Se ne lamentano gli imprenditori sempre più in difficoltà nel reperire i collaboratori di cui hanno bisogno visto che quasi la metà dei posti di lavoro disponibili rimangono orfani di candidati, invocando a gran voce un aumento di giovani immigrati; se ne lamenta il mondo della scuola che vede con grande preoccupazione la continua riduzione degli iscritti, la cancellazione delle classi, la chiusura delle scuole nei borghi. Qui da anni domina il silenzio, in quanto nell’ora di ricreazione non si sentono più le grida dei bambini, mentre sono scomparsi i ragazzi che giocano nelle piazze.
Ma a colpire è la rassegnazione che si coglie tra la gente comune, un atteggiamento differente dal disinteresse di chi scuote le spalle perché egoisticamente concentrato sul proprio piccolo mondo; è piuttosto una disillusione per partecipazione, in quanto si avverte una consonanza tra il crollo delle nascite e il senso di straniamento del vivere che si prova, accentuato dalle tragiche notizie di giovani che compiono violenze su coetanei o addirittura uccidono senza mostrare poi segni di pentimento. Ed è frequente sentire la frase “di fronte a questo ti passa la voglia di mettere al mondo un figlio”.

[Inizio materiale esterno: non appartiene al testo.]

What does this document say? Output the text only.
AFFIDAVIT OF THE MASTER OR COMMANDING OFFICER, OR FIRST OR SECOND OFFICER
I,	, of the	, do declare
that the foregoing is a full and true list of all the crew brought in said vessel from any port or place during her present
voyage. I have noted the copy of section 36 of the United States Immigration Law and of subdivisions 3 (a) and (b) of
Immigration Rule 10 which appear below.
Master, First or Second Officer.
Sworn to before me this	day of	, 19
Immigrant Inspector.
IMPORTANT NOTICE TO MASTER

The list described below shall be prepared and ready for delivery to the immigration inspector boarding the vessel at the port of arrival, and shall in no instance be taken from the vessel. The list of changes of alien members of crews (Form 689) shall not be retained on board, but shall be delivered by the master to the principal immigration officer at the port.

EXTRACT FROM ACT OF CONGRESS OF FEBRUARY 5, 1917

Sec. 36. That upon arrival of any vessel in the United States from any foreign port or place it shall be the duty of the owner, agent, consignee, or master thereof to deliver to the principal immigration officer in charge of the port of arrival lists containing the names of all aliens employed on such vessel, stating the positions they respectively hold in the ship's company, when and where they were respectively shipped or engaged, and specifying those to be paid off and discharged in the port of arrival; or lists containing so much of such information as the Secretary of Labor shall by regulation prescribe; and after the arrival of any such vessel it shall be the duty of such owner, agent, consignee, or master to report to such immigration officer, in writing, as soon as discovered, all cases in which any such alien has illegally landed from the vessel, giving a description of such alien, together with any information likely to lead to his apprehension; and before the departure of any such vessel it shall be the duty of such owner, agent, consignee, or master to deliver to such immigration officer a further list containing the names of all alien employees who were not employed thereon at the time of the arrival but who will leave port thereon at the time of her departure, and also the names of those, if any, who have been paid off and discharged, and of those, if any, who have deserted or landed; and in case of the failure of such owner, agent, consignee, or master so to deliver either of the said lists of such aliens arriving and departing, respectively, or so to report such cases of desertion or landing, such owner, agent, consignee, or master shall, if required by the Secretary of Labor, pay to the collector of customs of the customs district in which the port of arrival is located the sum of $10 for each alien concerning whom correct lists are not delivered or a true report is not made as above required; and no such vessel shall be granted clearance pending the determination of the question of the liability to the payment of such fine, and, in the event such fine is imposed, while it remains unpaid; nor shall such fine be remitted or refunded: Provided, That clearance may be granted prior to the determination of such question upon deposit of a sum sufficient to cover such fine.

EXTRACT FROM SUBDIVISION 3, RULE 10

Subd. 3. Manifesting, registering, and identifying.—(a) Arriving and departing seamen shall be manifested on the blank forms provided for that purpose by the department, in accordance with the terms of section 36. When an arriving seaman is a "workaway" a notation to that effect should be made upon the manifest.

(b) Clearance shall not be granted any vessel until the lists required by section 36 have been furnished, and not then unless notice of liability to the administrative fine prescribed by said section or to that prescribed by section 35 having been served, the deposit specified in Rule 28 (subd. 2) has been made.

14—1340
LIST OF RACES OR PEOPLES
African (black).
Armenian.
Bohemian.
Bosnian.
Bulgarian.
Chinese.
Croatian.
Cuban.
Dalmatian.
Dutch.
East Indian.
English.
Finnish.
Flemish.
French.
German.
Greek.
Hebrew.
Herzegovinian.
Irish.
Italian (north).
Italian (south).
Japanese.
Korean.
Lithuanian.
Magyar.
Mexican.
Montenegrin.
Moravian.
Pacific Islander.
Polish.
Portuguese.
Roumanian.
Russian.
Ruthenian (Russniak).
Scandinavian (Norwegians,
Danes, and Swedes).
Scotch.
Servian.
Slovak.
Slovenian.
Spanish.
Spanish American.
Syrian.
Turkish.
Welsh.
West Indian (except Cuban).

Com’è possibile che questo desiderio, che è perfettamente naturale, sia assente dalla maggioranza delle coppie che si trovano nell’età feconda? “Naturale” significa che mettere al mondo una nuova vita è – o dovrebbe essere – un gesto insito nel sentimento d’amore che unisce un uomo ed una donna e nel patto di vita insieme che hanno concordato. Se non viene compiuto, significa che c’è qualcosa che fa da freno, ma di cosa si tratta? cosa blocca il dinamismo generativo di un intero popolo?
Pesano in primo luogo le questioni sociali: il costo degli asili nido e delle baby-sitter, la difficoltà nel trovare l’equilibrio vita-lavoro ed altro ancora fanno del figlio un “impegno” che grava quasi totalmente sulle spalle della donna.
Ma c’è anche una questione riguardante il tipo di vita che si vuole condurre: i dati sulla denatalità suggeriscono che sono molte le coppie che hanno inserito nel loro accordo l’esclusione di un “terzo” in quanto romperebbe un equilibrio fatto di intimità, di piccole e grandi vacanze per liberarsi dalle tossine dello stress quotidiano, di spazi individuali in cui rinchiudersi quando se ne sente l’esigenza.
Occorre poi aggiungere il tono generalmente negativo che emerge dai messaggi si social, che ci disegna come un popolo di infelici: storie di minacce e di denunce a non finire, ad ogni grave notizia segue un profluvio sterminato di interventi in cui ci si indigna e si accusa questi o altri, con uno sforzo che non sembra prevedere alcuna interruzione.
Il nostro sembrerebbe un popolo che odia se stesso, sull’orlo dell’autodistruzione. Oppure che vive il proprio benessere (ma lo si può chiamare ancora così?) come senso di colpa alimentato dalla paura di perdere il piccolo mondo in cui siamo abituati a stare, ma anche dalla paura della stanchezza esistenziale, di non sapersi più entusiasmare per qualcosa che valga di più del nostro io.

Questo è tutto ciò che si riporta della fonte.